This is third and final (for the time being) posting on shale gas. The first post discussed the technology environmental risks entailed. The second post looked at the impact on the global gas market and this one deals with the geopolitical impact that I believe we can expect as shale gas production continues over the next 5-10 years.
Bloomberg reports that shale gas could bring the U.S. close to energy independence in the next twenty years and while more nuanced analysis, such as one posted by Victor Mallet in the Energy Collective, paint a more sober view, the current boom in energy production in the U.S. is likely to increase for at least the next five years and is already changing the nature of geopolitical discourse in the world.
At the time of this writing protests have been ongoing in the Ukraine for the last few weeks, and I understand that the fundamental issue is whether the Ukraine will lean more towards Western Europe or Russia in the years ahead. Europe relies largely on Russian gas and the fact that the European Union is ready to defy Russian interests and openly assist the western leaning opposition has much to do, in my view, with the conviction that Russian gas may not be as important going forward as it has been in the past .
This week there were also inconclusive peace talks in Geneva on the Syrian Civil War and the larger issue in that conflict is what forces will drive the future of the arab world. Shale gas has already had President Obama still has not decided what to do about Keystone XL, an addition to the U.S. – Canadian pipeline network that would allow Canada to export oil from tar sands.

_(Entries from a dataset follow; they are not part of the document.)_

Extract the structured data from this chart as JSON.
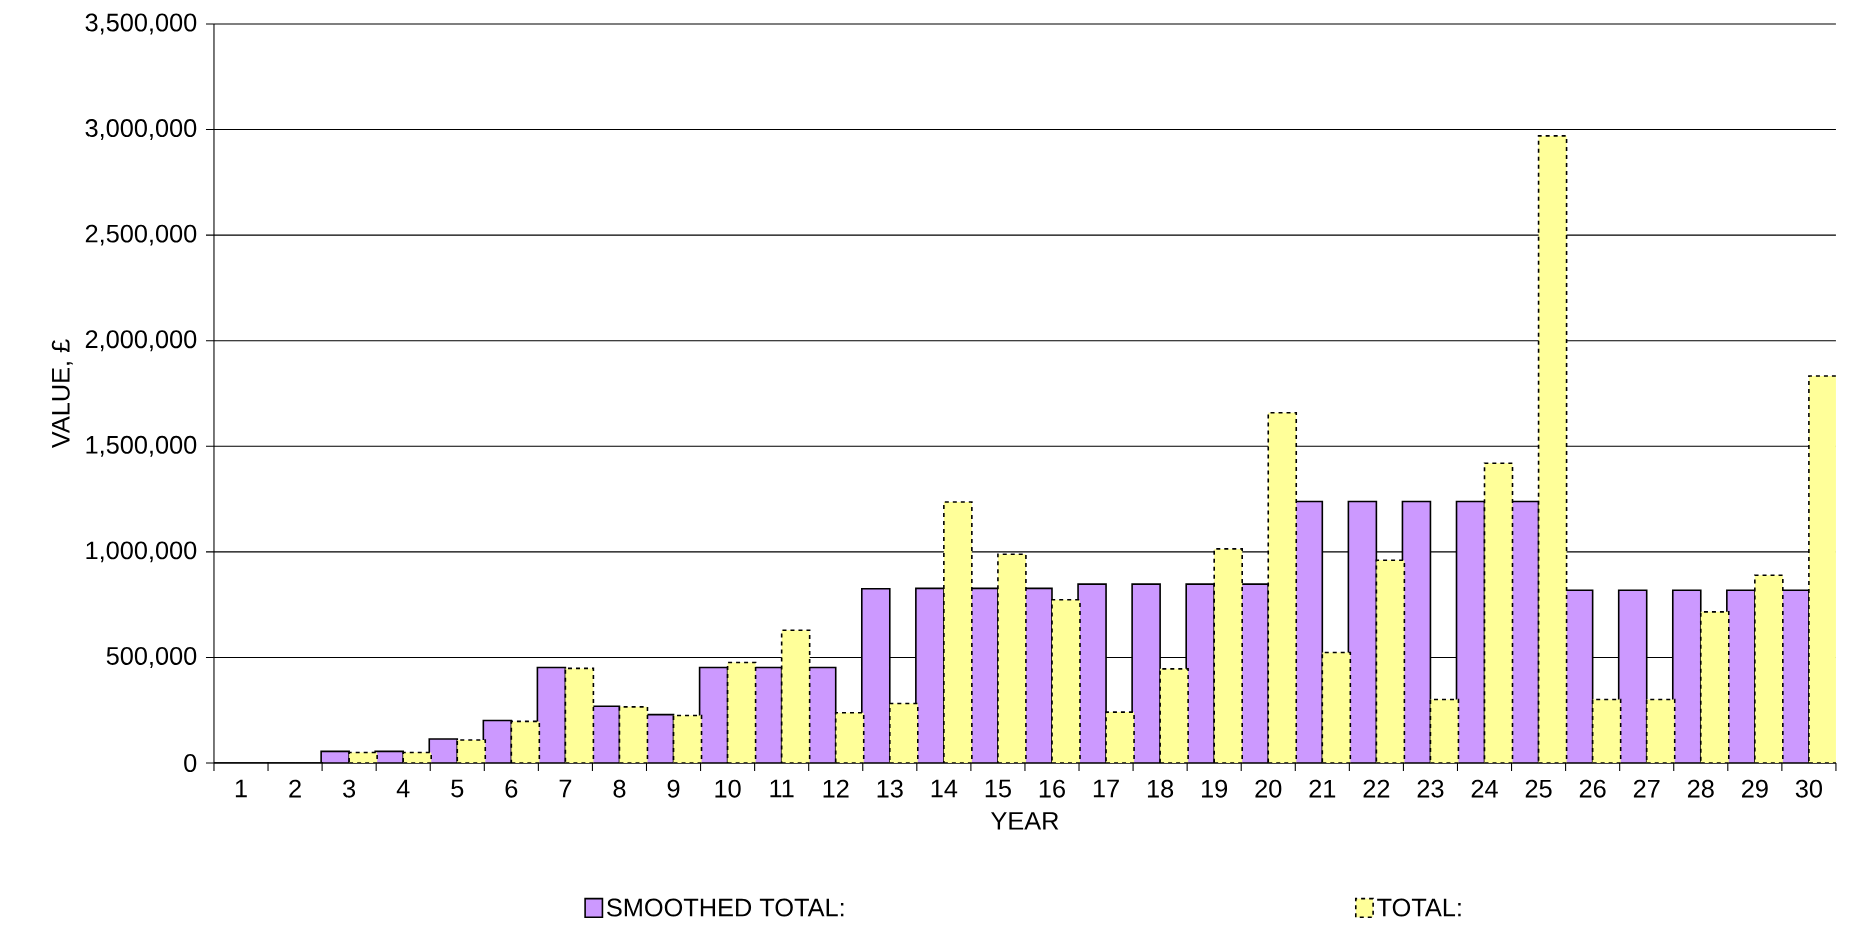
{
  "chart_data": {
    "type": "bar",
    "xlabel": "YEAR",
    "ylabel": "VALUE, £",
    "categories": [
      "1",
      "2",
      "3",
      "4",
      "5",
      "6",
      "7",
      "8",
      "9",
      "10",
      "11",
      "12",
      "13",
      "14",
      "15",
      "16",
      "17",
      "18",
      "19",
      "20",
      "21",
      "22",
      "23",
      "24",
      "25",
      "26",
      "27",
      "28",
      "29",
      "30"
    ],
    "series": [
      {
        "name": "SMOOTHED TOTAL:",
        "color": "#cc99ff",
        "line_style": "solid",
        "values": [
          0,
          0,
          55000,
          55000,
          114000,
          201000,
          452000,
          269000,
          229000,
          452000,
          452000,
          452000,
          825000,
          827000,
          827000,
          827000,
          847000,
          847000,
          847000,
          847000,
          1239000,
          1239000,
          1239000,
          1239000,
          1239000,
          818000,
          818000,
          818000,
          818000,
          818000
        ]
      },
      {
        "name": "TOTAL:",
        "color": "#ffff99",
        "line_style": "dashed",
        "values": [
          0,
          0,
          50000,
          50000,
          109000,
          197000,
          448000,
          266000,
          225000,
          476000,
          629000,
          238000,
          282000,
          1236000,
          989000,
          773000,
          241000,
          446000,
          1014000,
          1659000,
          523000,
          960000,
          301000,
          1420000,
          2970000,
          301000,
          301000,
          716000,
          889000,
          1833000
        ]
      }
    ],
    "ylim": [
      0,
      3500000
    ],
    "yticks": [
      {
        "value": 0,
        "label": "0"
      },
      {
        "value": 500000,
        "label": "500,000"
      },
      {
        "value": 1000000,
        "label": "1,000,000"
      },
      {
        "value": 1500000,
        "label": "1,500,000"
      },
      {
        "value": 2000000,
        "label": "2,000,000"
      },
      {
        "value": 2500000,
        "label": "2,500,000"
      },
      {
        "value": 3000000,
        "label": "3,000,000"
      },
      {
        "value": 3500000,
        "label": "3,500,000"
      }
    ],
    "grid": "y",
    "legend": "bottom"
  }
}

What ties all of these events together in my view is a new geopolitical calculus emerging in part due to the rise of oil and gas production in the United States and the expectation that additional reserves of shale gas will be unlocked in a number of countries around the world including Poland.
Besides the give and take going on in Kiev, for me the most critical impact of shale gas and the resulting possibility of energy independence for the United States, or, North American could be enough to prompt a major re-think of the need to project American military power around the world. The U.S. Navy’s Fifth Fleet is a formidable military force that is stationed in Bahrain. Its explicit purpose is to keep the sea lanes open so that the United States can continue to import gulf oil no matter what happens between the states in the Gulf and in fact kept things moving during the devastating war between Iraq and Iran in the 1980s.
Writing in the Atlantic, Rutgers University’s Toby Jones says its time to disband the fifth fleet as it has served its purpose. Would the United States pull back form the gulf if oil as not required? How would such a disengagement affect broader policy goals in the Middle East?